Updated: Jul 13, 2019



More photos.

City of Toronto site.

Surfaces: wood chips, concrete.

The playground at Glendora Park is so spectacularly okay, so perfectly middle-of-the-road, that I don’t really have anything to say about it. So instead I’m going to write about something I overheard while we were here.

Parents often laugh about how young kids drive them crazy by asking so many questions. It’s one of those things, like resisting sleep and not eating vegetables, that we like to complain about before our kids become teenagers and start having real problems.

But I’d like to suggest that the only people who ask more questions than 5-year-olds are parents of 2-year-olds. In fact, we may have taught them how to ask interminable questions.

At Glendora, I saw two simultaneous examples of this.

First, I watched a dad unload a sleeping toddler from a stroller. He lifted the adorable kid, limbs flopping around like a sack of laundry, and plopped her on her feet at the threshold of the playground. As she rubbed her eyes and looked around to get a sense of where she was, her father’s questions began:

“Are we at the playground? Do you remember the playground? Are you hungry? You want a snack? Are you a grumpy girl today? Wanna go on the slide? Are you still sleepy?”

Within a minute, the poor kid was crying. This prompted dad to ask: “Oh, do you want to go home?”

The second example was happening on the swings, where a hyper-enthusiastic mother was swinging her three-ish year-old and asking, repeatedly and with almost maniacal enthusiasm: “Are you on the swing? Are you on the swing? Are you having fun? Are you on the swing?” The kid stared back blankly, seemingly unsure of how to respond. I don’t blame him.

I want to clarify that I’m not trying to demonize either of these parents. I don’t know the context in either case. They were out there, playing with their kids, just trying to do their best, which is all any of us can ever try to do. And hey, I’m not the perfect parent. Like any parent, I feel perfect on some days, and hopelessly inept on other days.
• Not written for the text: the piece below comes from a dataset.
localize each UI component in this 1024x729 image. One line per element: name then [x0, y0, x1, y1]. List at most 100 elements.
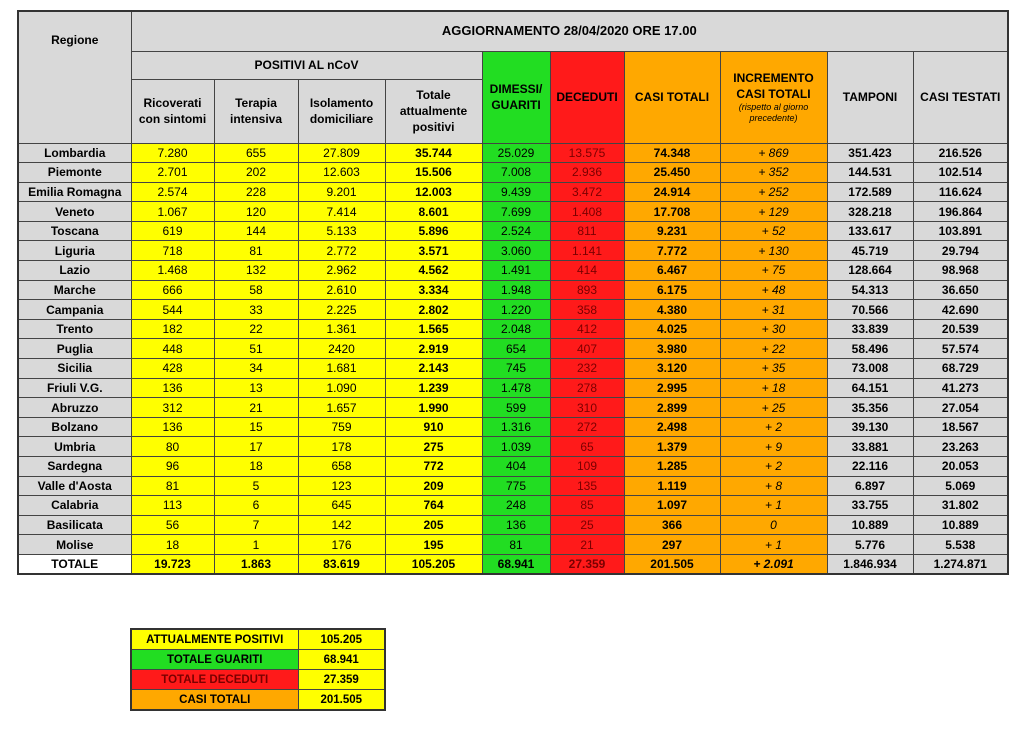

But something I’ve been consciously trying to do in my parenting has been to limit the number of questions I ask of my kids. There are plenty of good reasons for this, but mostly I want to reduce my questioning because it helps with my more general goal of not wanting to constantly manage their fun.

What I mean by that is: playgrounds are wonderful places. Even mediocre ones engage curiosity and invite exploration. I want to let my kids follow their curiosity, and I have to accept that what they want to do might not be what I expect them to want to do. So unless they are clearly putting themselves or others in danger, the playground is theirs to explore. I might want them to go on the swing so that I can get that perfect photo…but they might want to carefully place wood chips on the seat of the swing instead.

I mean, imagine being in a similar situation as an adult. You’ve just arrived at a museum you’ve always wanted to visit, or a gallery, or whatever, and immediately a tour guide walks up to you: “What do you want to see first? The Neolithic artifacts? The sculpture exhibit? Maybe the gift shop? There’s a café, are you hungry? Are you in a museum? Are you in a museum? Are you in a museum?”

All this is to say that the parents I saw at Glendora with a million questions obviously aren’t bad people. They want to help their kids, and they want them to have fun. I just think that sometimes we have to step back a bit.